Fortunately, not all businesses are cutting culture budgets. Our own informal request on a popular listserv for comments about the importance of culture during the pandemic produced 56 responses from companies whose average size was 300 employees. One company had more than 7,000 employees, and a few had fewer than 50. All of the companies have increased spending on training, communication and employee engagement by 25 percent, and some said they had increased their budget by 300 percent.
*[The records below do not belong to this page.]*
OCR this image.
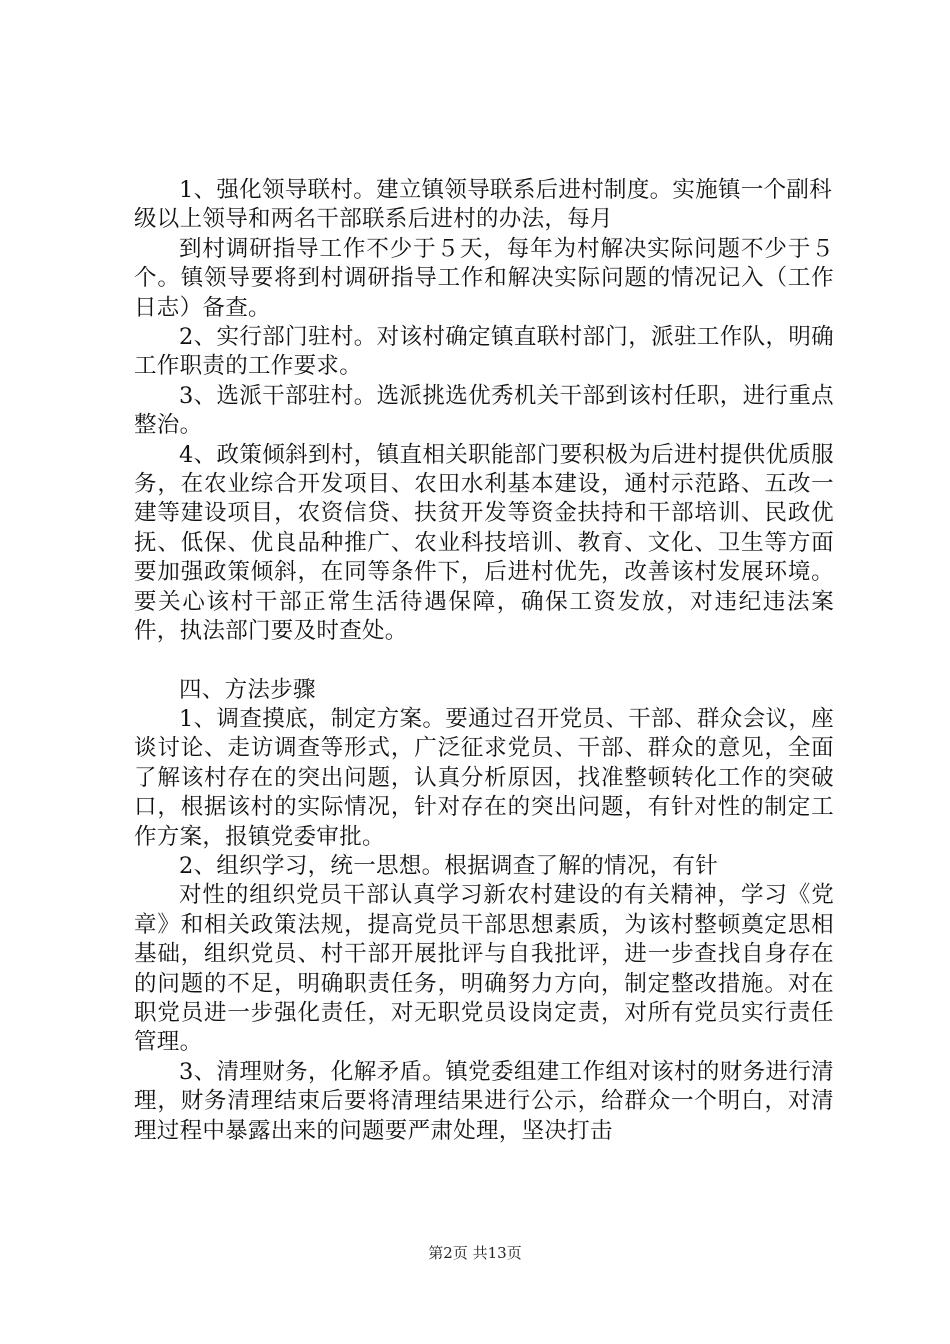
1、强化领导联村。建立镇领导联系后进村制度。实施镇一个副科级以上领导和两名干部联系后进村的办法，每月

到村调研指导工作不少于５天，每年为村解决实际问题不少于５个。镇领导要将到村调研指导工作和解决实际问题的情况记入（工作日志）备查。

2、实行部门驻村。对该村确定镇直联村部门，派驻工作队，明确工作职责的工作要求。

3、选派干部驻村。选派挑选优秀机关干部到该村任职，进行重点整治。

4、政策倾斜到村，镇直相关职能部门要积极为后进村提供优质服务，在农业综合开发项目、农田水利基本建设，通村示范路、五改一建等建设项目，农资信贷、扶贫开发等资金扶持和干部培训、民政优抚、低保、优良品种推广、农业科技培训、教育、文化、卫生等方面要加强政策倾斜，在同等条件下，后进村优先，改善该村发展环境。要关心该村干部正常生活待遇保障，确保工资发放，对违纪违法案件，执法部门要及时查处。

四、方法步骤

1、调查摸底，制定方案。要通过召开党员、干部、群众会议，座谈讨论、走访调查等形式，广泛征求党员、干部、群众的意见，全面了解该村存在的突出问题，认真分析原因，找准整顿转化工作的突破口，根据该村的实际情况，针对存在的突出问题，有针对性的制定工作方案，报镇党委审批。

2、组织学习，统一思想。根据调查了解的情况，有针

对性的组织党员干部认真学习新农村建设的有关精神，学习《党章》和相关政策法规，提高党员干部思想素质，为该村整顿奠定思相基础，组织党员、村干部开展批评与自我批评，进一步查找自身存在的问题的不足，明确职责任务，明确努力方向，制定整改措施。对在职党员进一步强化责任，对无职党员设岗定责，对所有党员实行责任管理。

3、清理财务，化解矛盾。镇党委组建工作组对该村的财务进行清理，财务清理结束后要将清理结果进行公示，给群众一个明白，对清理过程中暴露出来的问题要严肃处理，坚决打击

第2页 共13页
Companies responding said they were increasing their attention and budget on employees to support the mental wellbeing and health of their team members and to help them balance their personal lives. They expressed a desire to get everyone involved in shared leadership through seeking their teams’ ideas and input on workplace changes, training and communication. The reasons for their increased emphasis were retention, deeper employee engagement and solidifying their culture or making intentional shifts to improve it.

If you are not among the companies that have maintained or increased your spending to improve your company culture, watch out for these indicators that employee engagement is dropping. It is time to take charge of your company’s stability, profitability and growth by intervening with a well-designed and expertly implemented program to correct deficiencies.